Because of the confusion caused by redistricting, other members of Congress may choose to run for statewide office rather than try their luck in a newly reapportioned district. Ohio Congressman Tim Ryan, a Democrat, launched his Senate campaign Monday, the same day the Census Bureau said his state would lose a congressional seat. Republican Congressman Lee Zeldin has already launched a campaign for governor in New York.

Meanwhile, several other states are gaining congressional seats, but this could spell even more trouble for Democrats. Population growth in Texas, North Carolina, Florida, Oregon, Montana and Colorado will result in added congressional seats to these delegations. Texas, North Carolina and Florida each have Republican-controlled legislatures and GOP governors who will be able to approve a map that is favorable for them. Oregon is controlled by Democrats, and Montana’s districts are drawn by a commission.

“We’re going to win redistricting. What does that mean? It means we’re going to ensure that the rules and procedures are followed to maximize our opportunities,” National Republican Congressional Committee Chair Tom Emmer said in February.

States under single-party political control that have seen demographic change, such as Texas, Florida, Georgia and North Carolina, are at the “highest-risk” for gerrymandering, according to a report by the Brennan Center.

“As we redistrict Texas for democratic representation, we must not allow the leftist ideal of representation by population to rule the day,” Texas GOP Chair Allen West said in a statement Tuesday. “Representation in Texas must be based upon citizenship, and strategically we can ascertain why the left wants to flood Texas with thousands of” undocumented immigrants.

Some Republicans were anticipating more districts to be added in Texas and Florida, as well as Arizona, which kept their same number of seats. 

Seven seats will shift among thirteen states, the smallest shift since 1941.

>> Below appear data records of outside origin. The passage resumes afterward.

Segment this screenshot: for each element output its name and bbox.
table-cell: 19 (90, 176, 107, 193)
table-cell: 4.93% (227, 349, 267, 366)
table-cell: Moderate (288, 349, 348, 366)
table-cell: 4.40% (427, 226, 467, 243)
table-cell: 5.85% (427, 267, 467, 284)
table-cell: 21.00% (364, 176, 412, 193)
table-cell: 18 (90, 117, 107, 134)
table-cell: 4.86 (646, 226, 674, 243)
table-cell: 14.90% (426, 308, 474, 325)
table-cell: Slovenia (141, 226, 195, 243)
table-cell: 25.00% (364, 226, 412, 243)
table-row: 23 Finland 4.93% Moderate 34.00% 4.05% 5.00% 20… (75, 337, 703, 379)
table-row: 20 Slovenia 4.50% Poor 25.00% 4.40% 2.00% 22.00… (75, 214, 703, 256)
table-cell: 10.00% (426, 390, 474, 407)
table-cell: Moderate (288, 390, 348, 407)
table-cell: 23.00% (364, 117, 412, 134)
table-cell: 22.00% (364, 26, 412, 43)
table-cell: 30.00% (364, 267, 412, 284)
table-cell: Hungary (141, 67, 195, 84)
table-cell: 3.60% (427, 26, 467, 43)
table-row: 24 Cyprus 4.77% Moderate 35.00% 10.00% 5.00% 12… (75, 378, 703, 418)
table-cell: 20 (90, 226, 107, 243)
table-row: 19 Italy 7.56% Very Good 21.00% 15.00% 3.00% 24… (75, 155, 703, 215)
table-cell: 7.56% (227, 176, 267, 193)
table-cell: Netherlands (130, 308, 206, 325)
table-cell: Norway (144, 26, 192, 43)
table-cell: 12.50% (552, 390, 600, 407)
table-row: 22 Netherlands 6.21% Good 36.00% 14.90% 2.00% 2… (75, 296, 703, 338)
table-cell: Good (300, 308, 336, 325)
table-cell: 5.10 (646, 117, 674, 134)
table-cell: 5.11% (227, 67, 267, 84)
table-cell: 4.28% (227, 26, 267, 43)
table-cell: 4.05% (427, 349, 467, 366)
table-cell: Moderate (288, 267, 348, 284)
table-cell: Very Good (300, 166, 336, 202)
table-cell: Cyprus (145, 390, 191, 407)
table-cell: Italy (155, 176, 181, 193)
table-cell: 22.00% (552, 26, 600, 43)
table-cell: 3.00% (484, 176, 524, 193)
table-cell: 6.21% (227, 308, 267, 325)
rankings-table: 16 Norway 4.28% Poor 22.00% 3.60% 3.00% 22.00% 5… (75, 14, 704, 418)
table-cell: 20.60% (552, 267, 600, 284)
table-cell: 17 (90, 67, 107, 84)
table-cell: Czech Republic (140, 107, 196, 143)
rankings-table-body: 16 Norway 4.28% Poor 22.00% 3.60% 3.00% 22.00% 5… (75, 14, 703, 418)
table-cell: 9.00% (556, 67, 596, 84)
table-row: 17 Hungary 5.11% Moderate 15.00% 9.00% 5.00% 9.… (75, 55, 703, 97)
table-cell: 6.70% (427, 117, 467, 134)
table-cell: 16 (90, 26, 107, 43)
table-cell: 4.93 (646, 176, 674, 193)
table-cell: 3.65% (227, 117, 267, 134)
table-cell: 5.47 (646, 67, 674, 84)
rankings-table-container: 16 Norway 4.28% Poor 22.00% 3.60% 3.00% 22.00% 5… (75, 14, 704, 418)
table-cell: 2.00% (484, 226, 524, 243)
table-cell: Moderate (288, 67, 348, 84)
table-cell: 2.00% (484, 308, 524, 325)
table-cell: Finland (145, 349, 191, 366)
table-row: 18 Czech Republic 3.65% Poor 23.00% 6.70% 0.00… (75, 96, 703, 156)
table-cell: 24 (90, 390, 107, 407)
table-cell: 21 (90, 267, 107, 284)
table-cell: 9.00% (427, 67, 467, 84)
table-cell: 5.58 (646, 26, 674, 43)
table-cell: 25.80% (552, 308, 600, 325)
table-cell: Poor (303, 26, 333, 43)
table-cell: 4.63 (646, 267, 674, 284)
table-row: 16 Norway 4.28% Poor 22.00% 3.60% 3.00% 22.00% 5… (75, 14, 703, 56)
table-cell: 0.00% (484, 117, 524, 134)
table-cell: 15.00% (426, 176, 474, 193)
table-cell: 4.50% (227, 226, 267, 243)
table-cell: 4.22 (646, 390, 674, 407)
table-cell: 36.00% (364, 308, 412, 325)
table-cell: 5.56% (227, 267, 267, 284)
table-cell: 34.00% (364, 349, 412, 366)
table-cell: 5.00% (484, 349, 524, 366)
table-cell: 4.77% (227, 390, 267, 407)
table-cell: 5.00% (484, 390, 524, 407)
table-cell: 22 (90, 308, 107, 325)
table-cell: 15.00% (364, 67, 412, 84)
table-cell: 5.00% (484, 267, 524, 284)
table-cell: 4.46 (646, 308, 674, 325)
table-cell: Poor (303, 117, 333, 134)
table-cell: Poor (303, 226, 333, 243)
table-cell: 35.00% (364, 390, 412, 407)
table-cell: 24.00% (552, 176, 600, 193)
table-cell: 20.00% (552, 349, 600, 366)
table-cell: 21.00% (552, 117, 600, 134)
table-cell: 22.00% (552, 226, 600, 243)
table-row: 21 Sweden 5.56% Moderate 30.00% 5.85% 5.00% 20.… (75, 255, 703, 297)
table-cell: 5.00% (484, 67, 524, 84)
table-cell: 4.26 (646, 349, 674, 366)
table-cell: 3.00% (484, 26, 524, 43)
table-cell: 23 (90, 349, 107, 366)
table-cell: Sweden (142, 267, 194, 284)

Districts that encompass urban areas tend to be safely Democratic, and there are swing districts in counties surrounding cities. For example, the Republican legislature in Georgia could split up the swing districts around Atlanta, consolidating the bluer parts into one safely Democratic seat and allowing for another seat to be skewed towards Republicans.

North Carolina had to redraw its congressional and state legislative districts in 2019, after a panel of three judges ruled it was “beyond a reasonable doubt” that past districts were “extreme partisan gerrymanders” that benefitted Republicans. 

But two recent Supreme Court cases in the past decade have made gerrymandering easier.

In 2013, the justices ruled in Shelby County v. Holder that a section of the Voting Rights Act of 1965 regarding federal approval on redistricting plans no longer applies. And a 5-4 decision in 2019 on a case involving claims of partisan map drawing in North Carolina and Maryland kicked the question of the legality of partisan redistricting to state legislatures.

The House races will also be affected by the change in timeline for releasing population data. Normally, the apportionment data would have been presented by the end of 2020, but the deadline was delayed due to the pause in data collection during the coronavirus pandemic. The bureau instead set an April 30, 2021, deadline for apportionment data to be delivered to states, and more specific data for redistricting has to be sent to states by the end of September.

The delay in data has meant that states with constitutional or statutory deadlines have considered moving candidate filing and primary dates. Twelve states require redistricting to be completed this year, according to the National Conference of State Legislatures. Thirteen other states have constitutions which state that redistricting must be completed by the year after the census is conducted — effectively the end of 2021.